Finalmente, em 1908, o Sport Lisboa fundiu-se com um grupo de Benfica e deu origem ao Sport Lisboa e Benfica. Tinha nascido a Instituição. Curiosamente, numa caldeirada aritmética, o Benfica celebrou o seu centenário em 2004, com pompa e alarde. Encontro para este facto peculiar duas explicações plausíveis: a) o Benfica é tão superior que tem centúrias de noventa e seis anos; ou, mais provável, b) pediram ao Presidente Vieira para fazer as contas.

Amigos benfiquistas! Quem sou eu para vos pedir que reneguem a vossa fé? Afinal eu acredito ferozmente no direito à liberdade religiosa, por isso cada um que acredite no que quiser, por mais incrível que pareça aos outros, nem que seja que o Petit pode ir a uma bola sem fazer falta. Mais: até tenho uma certa ternura por vocês. Agora lembrem-se de uma coisa: o último livro dos Evangelhos é o Apocalipse.

terça-feira, setembro 04, 2007

Croxeth

Durante o período de férias de Verão, uma criança de onze anos foi assassinada em Liverpool com um tiro no pescoço quando regressava a casa de um treino de futebol, guiando a sua bicicleta. Possivelmente foi morta por engano por miúdos pouco mais velhos do que ela, pertencentes a gangues locais. Tenho um filho com onze anos, que também treina futebol, e portanto senti esta dor de uma forma muito minha.

Sobre este crime, a imprensa inglesa deu enfoque, e a portuguesa reproduziu, a dois factos: ao de ser a enésima vítima menor de violência de rua em Inglaterra, este ano, e ao de o rapaz morto morar em Croxeth, o bairro de onde é originário o jogador Wayne Rooney.

Ao enfatizar este último aspecto, a imprensa acaba por estar a escrever nas entrelinhas. Sabe-se ser este um dos mais perigosos (ou, como se diz hoje em dia, “problemáticos”) bairros de Liverpool. Ao referir Croxeth como o fizeram, os jornais estão a adiantar – admito que inconscientemente – um elemento de algum modo explicativo: embora certamente lamentável, parecerá ao leitor mais compreensível que se apanhe com um tiro em Croxeth do que num bairro pipi de Liverpool, exactamente pelo mesmo mecanismo que nos parece uma fatalidade que se pise uma mina em Angola e veríamos com escândalo que tal acontecesse na Avenida da Liberdade.
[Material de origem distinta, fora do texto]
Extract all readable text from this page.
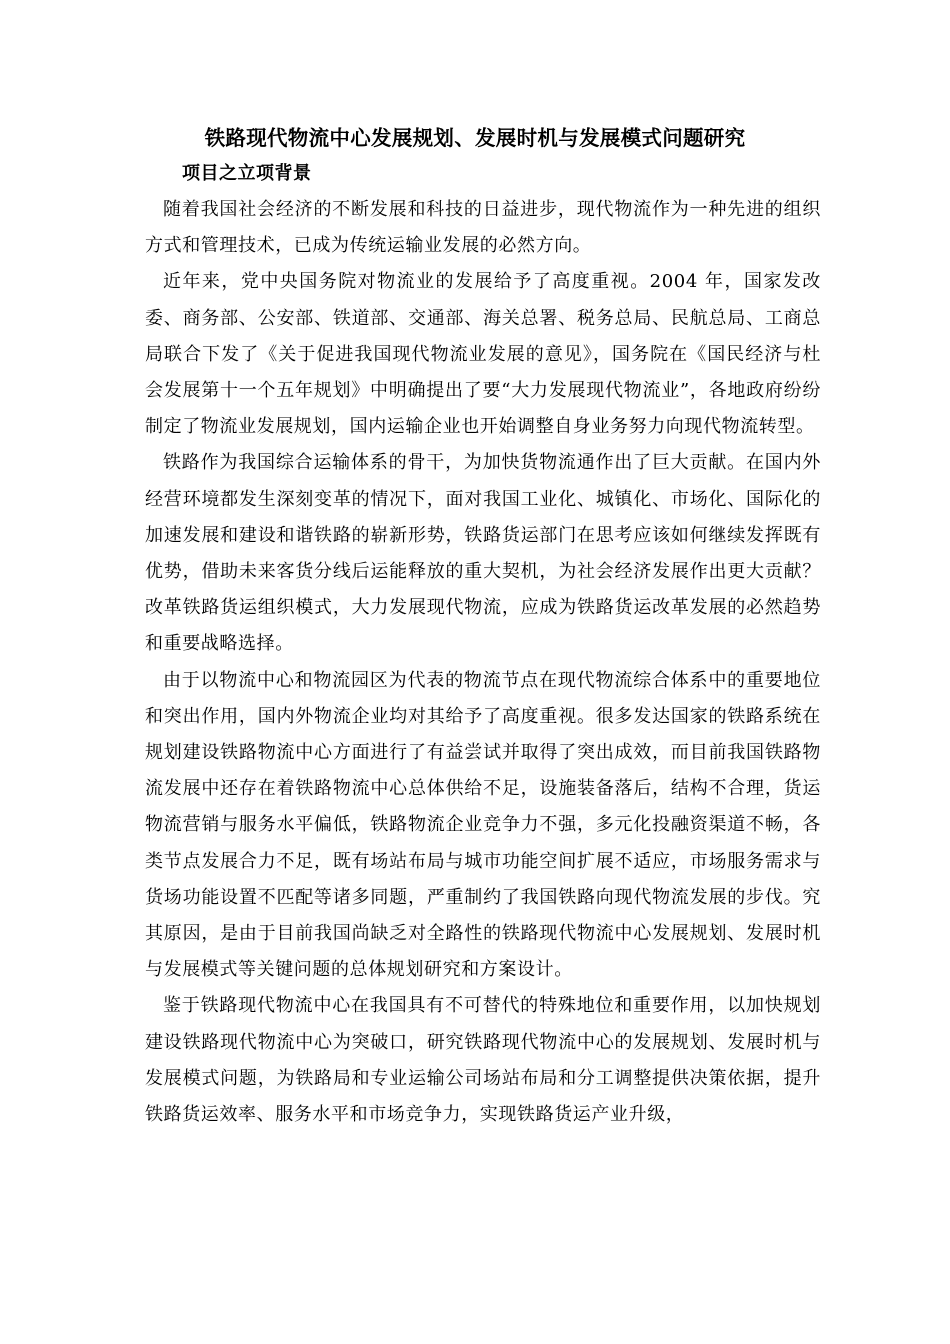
铁路现代物流中心发展规划、发展时机与发展模式问题研究
项目之立项背景

随着我国社会经济的不断发展和科技的日益进步，现代物流作为一种先进的组织方式和管理技术，已成为传统运输业发展的必然方向。

近年来，党中央国务院对物流业的发展给予了高度重视。2004 年，国家发改委、商务部、公安部、铁道部、交通部、海关总署、税务总局、民航总局、工商总局联合下发了《关于促进我国现代物流业发展的意见》，国务院在《国民经济与杜会发展第十一个五年规划》中明确提出了要“大力发展现代物流业”，各地政府纷纷制定了物流业发展规划，国内运输企业也开始调整自身业务努力向现代物流转型。

铁路作为我国综合运输体系的骨干，为加快货物流通作出了巨大贡献。在国内外经营环境都发生深刻变革的情况下，面对我国工业化、城镇化、市场化、国际化的加速发展和建设和谐铁路的崭新形势，铁路货运部门在思考应该如何继续发挥既有优势，借助未来客货分线后运能释放的重大契机，为社会经济发展作出更大贡献？改革铁路货运组织模式，大力发展现代物流，应成为铁路货运改革发展的必然趋势和重要战略选择。

由于以物流中心和物流园区为代表的物流节点在现代物流综合体系中的重要地位和突出作用，国内外物流企业均对其给予了高度重视。很多发达国家的铁路系统在规划建设铁路物流中心方面进行了有益尝试并取得了突出成效，而目前我国铁路物流发展中还存在着铁路物流中心总体供给不足，设施装备落后，结构不合理，货运物流营销与服务水平偏低，铁路物流企业竞争力不强，多元化投融资渠道不畅，各类节点发展合力不足，既有场站布局与城市功能空间扩展不适应，市场服务需求与货场功能设置不匹配等诸多同题，严重制约了我国铁路向现代物流发展的步伐。究其原因，是由于目前我国尚缺乏对全路性的铁路现代物流中心发展规划、发展时机与发展模式等关键问题的总体规划研究和方案设计。

鉴于铁路现代物流中心在我国具有不可替代的特殊地位和重要作用，以加快规划建设铁路现代物流中心为突破口，研究铁路现代物流中心的发展规划、发展时机与发展模式问题，为铁路局和专业运输公司场站布局和分工调整提供决策依据，提升铁路货运效率、服务水平和市场竞争力，实现铁路货运产业升级，
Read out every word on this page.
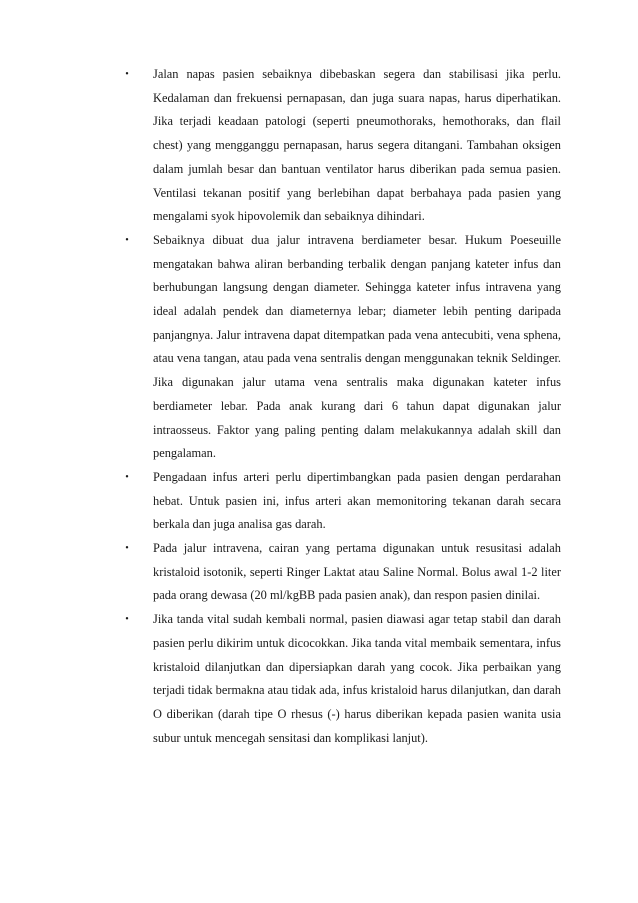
• Jalan napas pasien sebaiknya dibebaskan segera dan stabilisasi jika perlu. Kedalaman dan frekuensi pernapasan, dan juga suara napas, harus diperhatikan. Jika terjadi keadaan patologi (seperti pneumothoraks, hemothoraks, dan flail chest) yang mengganggu pernapasan, harus segera ditangani. Tambahan oksigen dalam jumlah besar dan bantuan ventilator harus diberikan pada semua pasien. Ventilasi tekanan positif yang berlebihan dapat berbahaya pada pasien yang mengalami syok hipovolemik dan sebaiknya dihindari.
• Sebaiknya dibuat dua jalur intravena berdiameter besar. Hukum Poeseuille mengatakan bahwa aliran berbanding terbalik dengan panjang kateter infus dan berhubungan langsung dengan diameter. Sehingga kateter infus intravena yang ideal adalah pendek dan diameternya lebar; diameter lebih penting daripada panjangnya. Jalur intravena dapat ditempatkan pada vena antecubiti, vena sphena, atau vena tangan, atau pada vena sentralis dengan menggunakan teknik Seldinger. Jika digunakan jalur utama vena sentralis maka digunakan kateter infus berdiameter lebar. Pada anak kurang dari 6 tahun dapat digunakan jalur intraosseus. Faktor yang paling penting dalam melakukannya adalah skill dan pengalaman.
• Pengadaan infus arteri perlu dipertimbangkan pada pasien dengan perdarahan hebat. Untuk pasien ini, infus arteri akan memonitoring tekanan darah secara berkala dan juga analisa gas darah.
• Pada jalur intravena, cairan yang pertama digunakan untuk resusitasi adalah kristaloid isotonik, seperti Ringer Laktat atau Saline Normal. Bolus awal 1-2 liter pada orang dewasa (20 ml/kgBB pada pasien anak), dan respon pasien dinilai.
• Jika tanda vital sudah kembali normal, pasien diawasi agar tetap stabil dan darah pasien perlu dikirim untuk dicocokkan. Jika tanda vital membaik sementara, infus kristaloid dilanjutkan dan dipersiapkan darah yang cocok. Jika perbaikan yang terjadi tidak bermakna atau tidak ada, infus kristaloid harus dilanjutkan, dan darah O diberikan (darah tipe O rhesus (-) harus diberikan kepada pasien wanita usia subur untuk mencegah sensitasi dan komplikasi lanjut).
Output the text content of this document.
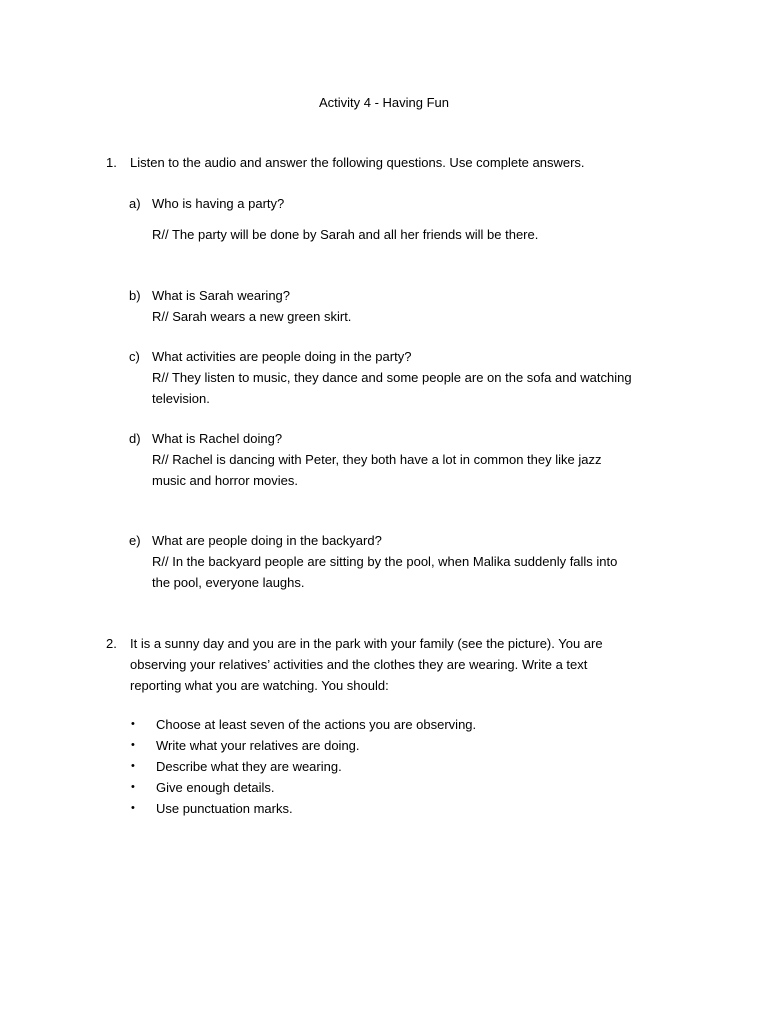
Activity 4 - Having Fun
1. Listen to the audio and answer the following questions. Use complete answers.
a) Who is having a party?
R// The party will be done by Sarah and all her friends will be there.
b) What is Sarah wearing?
R// Sarah wears a new green skirt.
c) What activities are people doing in the party?
R// They listen to music, they dance and some people are on the sofa and watching
television.
d) What is Rachel doing?
R// Rachel is dancing with Peter, they both have a lot in common they like jazz
music and horror movies.
e) What are people doing in the backyard?
R// In the backyard people are sitting by the pool, when Malika suddenly falls into
the pool, everyone laughs.
2. It is a sunny day and you are in the park with your family (see the picture). You are
observing your relatives’ activities and the clothes they are wearing. Write a text
reporting what you are watching. You should:
• Choose at least seven of the actions you are observing.
• Write what your relatives are doing.
• Describe what they are wearing.
• Give enough details.
• Use punctuation marks.
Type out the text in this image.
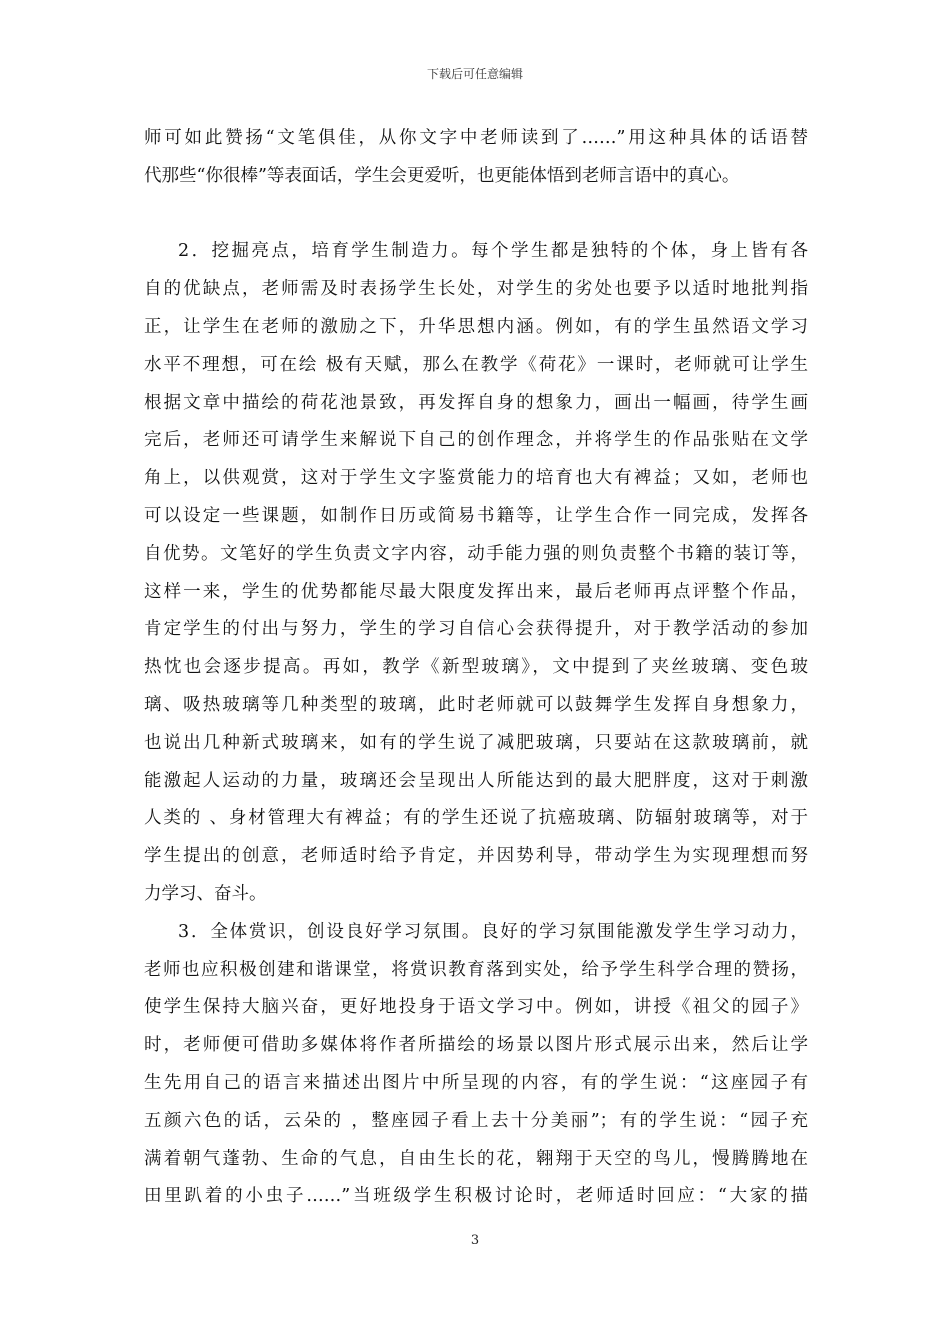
下载后可任意编辑
师可如此赞扬“文笔俱佳，从你文字中老师读到了……”用这种具体的话语替
代那些“你很棒”等表面话，学生会更爱听，也更能体悟到老师言语中的真心。
2．挖掘亮点，培育学生制造力。每个学生都是独特的个体，身上皆有各
自的优缺点，老师需及时表扬学生长处，对学生的劣处也要予以适时地批判指
正，让学生在老师的激励之下，升华思想内涵。例如，有的学生虽然语文学习
水平不理想，可在绘 极有天赋，那么在教学《荷花》一课时，老师就可让学生
根据文章中描绘的荷花池景致，再发挥自身的想象力，画出一幅画，待学生画
完后，老师还可请学生来解说下自己的创作理念，并将学生的作品张贴在文学
角上，以供观赏，这对于学生文字鉴赏能力的培育也大有裨益；又如，老师也
可以设定一些课题，如制作日历或简易书籍等，让学生合作一同完成，发挥各
自优势。文笔好的学生负责文字内容，动手能力强的则负责整个书籍的装订等，
这样一来，学生的优势都能尽最大限度发挥出来，最后老师再点评整个作品，
肯定学生的付出与努力，学生的学习自信心会获得提升，对于教学活动的参加
热忱也会逐步提高。再如，教学《新型玻璃》，文中提到了夹丝玻璃、变色玻
璃、吸热玻璃等几种类型的玻璃，此时老师就可以鼓舞学生发挥自身想象力，
也说出几种新式玻璃来，如有的学生说了减肥玻璃，只要站在这款玻璃前，就
能激起人运动的力量，玻璃还会呈现出人所能达到的最大肥胖度，这对于刺激
人类的 、身材管理大有裨益；有的学生还说了抗癌玻璃、防辐射玻璃等，对于
学生提出的创意，老师适时给予肯定，并因势利导，带动学生为实现理想而努
力学习、奋斗。
3．全体赏识，创设良好学习氛围。良好的学习氛围能激发学生学习动力，
老师也应积极创建和谐课堂，将赏识教育落到实处，给予学生科学合理的赞扬，
使学生保持大脑兴奋，更好地投身于语文学习中。例如，讲授《祖父的园子》
时，老师便可借助多媒体将作者所描绘的场景以图片形式展示出来，然后让学
生先用自己的语言来描述出图片中所呈现的内容，有的学生说：“这座园子有
五颜六色的话，云朵的 ，整座园子看上去十分美丽”；有的学生说：“园子充
满着朝气蓬勃、生命的气息，自由生长的花，翱翔于天空的鸟儿，慢腾腾地在
田里趴着的小虫子……”当班级学生积极讨论时，老师适时回应：“大家的描
3
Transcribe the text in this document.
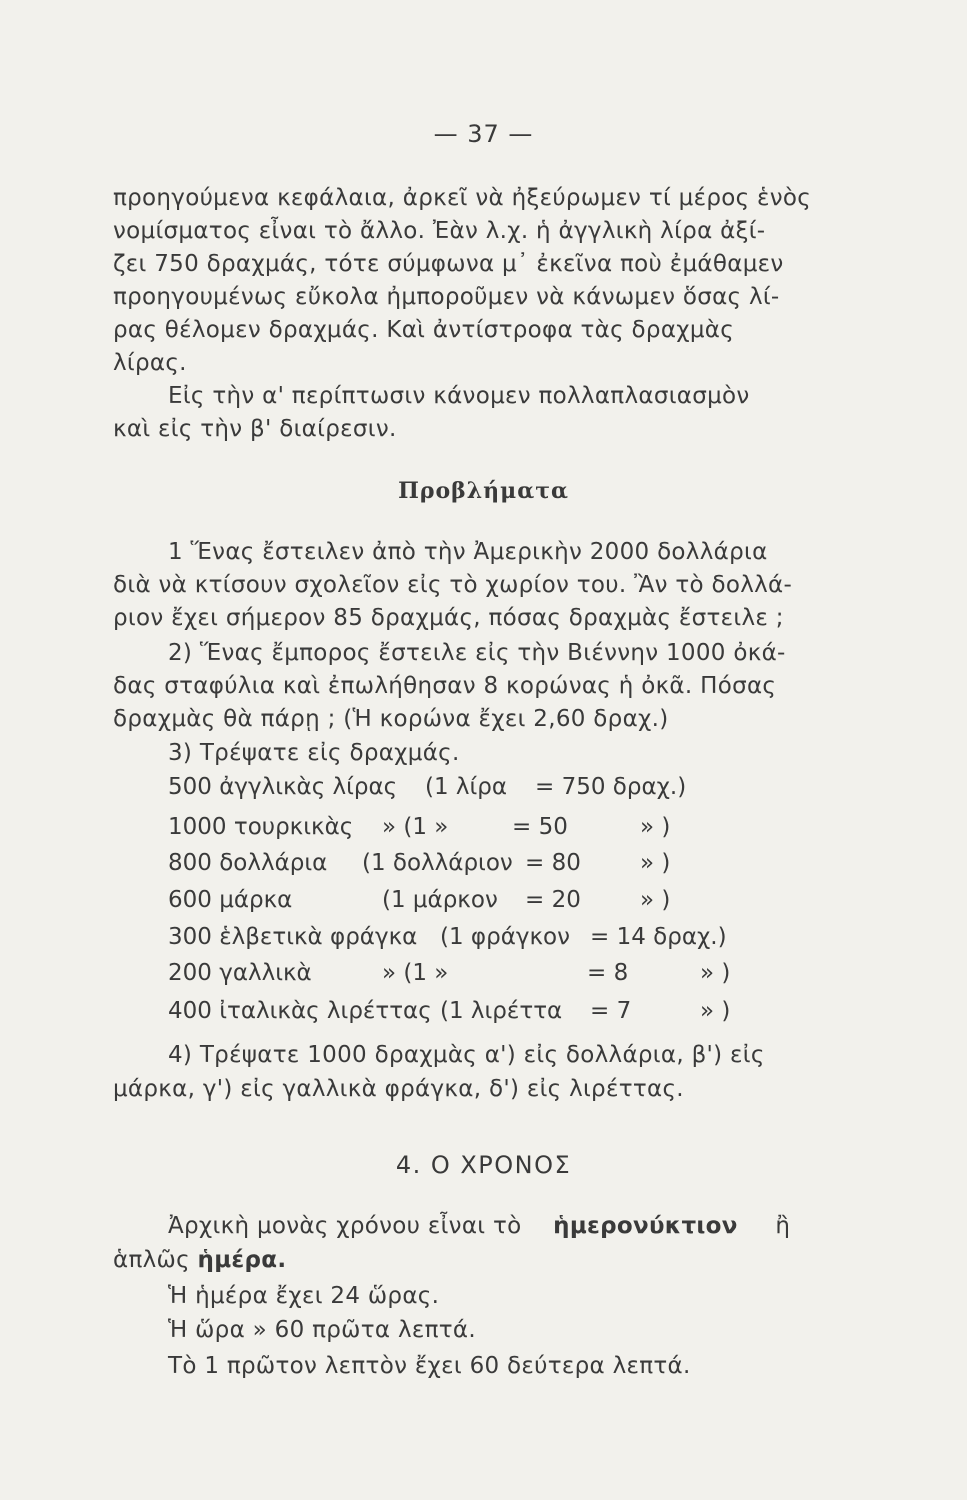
— 37 —
προηγούμενα κεφάλαια, ἀρκεῖ νὰ ἠξεύρωμεν τί μέρος ἑνὸς
νομίσματος εἶναι τὸ ἄλλο. Ἐὰν λ.χ. ἡ ἀγγλικὴ λίρα ἀξί-
ζει 750 δραχμάς, τότε σύμφωνα μ᾽ ἐκεῖνα ποὺ ἐμάθαμεν
προηγουμένως εὔκολα ἠμποροῦμεν νὰ κάνωμεν ὅσας λί-
ρας θέλομεν δραχμάς. Καὶ ἀντίστροφα τὰς δραχμὰς
λίρας.
Εἰς τὴν α' περίπτωσιν κάνομεν πολλαπλασιασμὸν
καὶ εἰς τὴν β' διαίρεσιν.
Προβλήματα
1 Ἕνας ἔστειλεν ἀπὸ τὴν Ἀμερικὴν 2000 δολλάρια
διὰ νὰ κτίσουν σχολεῖον εἰς τὸ χωρίον του. Ἂν τὸ δολλά-
ριον ἔχει σήμερον 85 δραχμάς, πόσας δραχμὰς ἔστειλε ;
2) Ἕνας ἔμπορος ἔστειλε εἰς τὴν Βιέννην 1000 ὀκά-
δας σταφύλια καὶ ἐπωλήθησαν 8 κορώνας ἡ ὀκᾶ. Πόσας
δραχμὰς θὰ πάρῃ ; (Ἡ κορώνα ἔχει 2,60 δραχ.)
3) Τρέψατε εἰς δραχμάς.
500 ἀγγλικὰς λίρας (1 λίρα = 750 δραχ.)
1000 τουρκικὰς » (1 »	= 50	» )
800 δολλάρια (1 δολλάριον = 80	» )
600 μάρκα	(1 μάρκον = 20	» )
300 ἑλβετικὰ φράγκα (1 φράγκον = 14 δραχ.)
200 γαλλικὰ	» (1 »	= 8	» )
400 ἰταλικὰς λιρέττας (1 λιρέττα = 7	» )
4) Τρέψατε 1000 δραχμὰς α') εἰς δολλάρια, β') εἰς
μάρκα, γ') εἰς γαλλικὰ φράγκα, δ') εἰς λιρέττας.
4. Ο ΧΡΟΝΟΣ
Ἀρχικὴ μονὰς χρόνου εἶναι τὸ ἡμερονύκτιον ἢ
ἁπλῶς ἡμέρα.
Ἡ ἡμέρα ἔχει 24 ὥρας.
Ἡ ὥρα » 60 πρῶτα λεπτά.
Τὸ 1 πρῶτον λεπτὸν ἔχει 60 δεύτερα λεπτά.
O mundo não é perfeito, mas que o Reino Unido, uma das pátrias da liberdade ocidental, se resigne a que uma criança de Croxeth tenha mais probabilidade de morrer com um tiro do que outra que more no centro de Liverpool ou de Londres, parece-me imperfeição excessiva e desnecessária. Convém que, tal como os restantes mamíferos superiores, e de modo a merecer o adjectivo, nos organizemos para proteger as nossas crias, morem elas em Croxeth ou em Mayfair.

Isto implica um tipo de organização, começada há milhares de anos na Suméria, em que uma entidade representante dos interesses colectivos recolhe fundos – impostos – para satisfazer esses interesses, sejam eles segurança, água potável ou a redução dos riscos desta vida. Essa entidade, com o nome hoje pejorativo de “Estado”, foi-se refinando ao longo da História, ganhando, nalguns casos de sucesso, em eficiência, em representatividade e em equilíbrio na sua relação com cada indivíduo.

Para satisfazer níveis de protecção que garantam igualdade de oportunidades a todas as crianças (incluindo as de Croxeth), o tal Estado precisa de meios policiais, administrativos e judiciais adequados às exigências de cada momento. Precisa também de promover meios económicos e educacionais que reduzam desigualdades e criem perspectivas. Não tenho a certeza que os Estados escanzelados, financeiramente asfixiados e sem capacidade crítica sobre as malandrices que lhes fazem outros mais espertos do que eles, que nos propõe a “conventional wisdom” actual da política económica e dos “pivots” de têvê, tenham as ferramentas necessárias para cumprir a missão referida.

Ao fim e ao cabo, todos os livros de teoria política podem ser arrumados em apenas duas estantes: a que diz “Lei do mais forte” e a que diz “Primado da Lei”.

Convém pensar um bocadinho de que prateleira queremos tirar o nosso manual de boas práticas, para depois não nos queixarmos.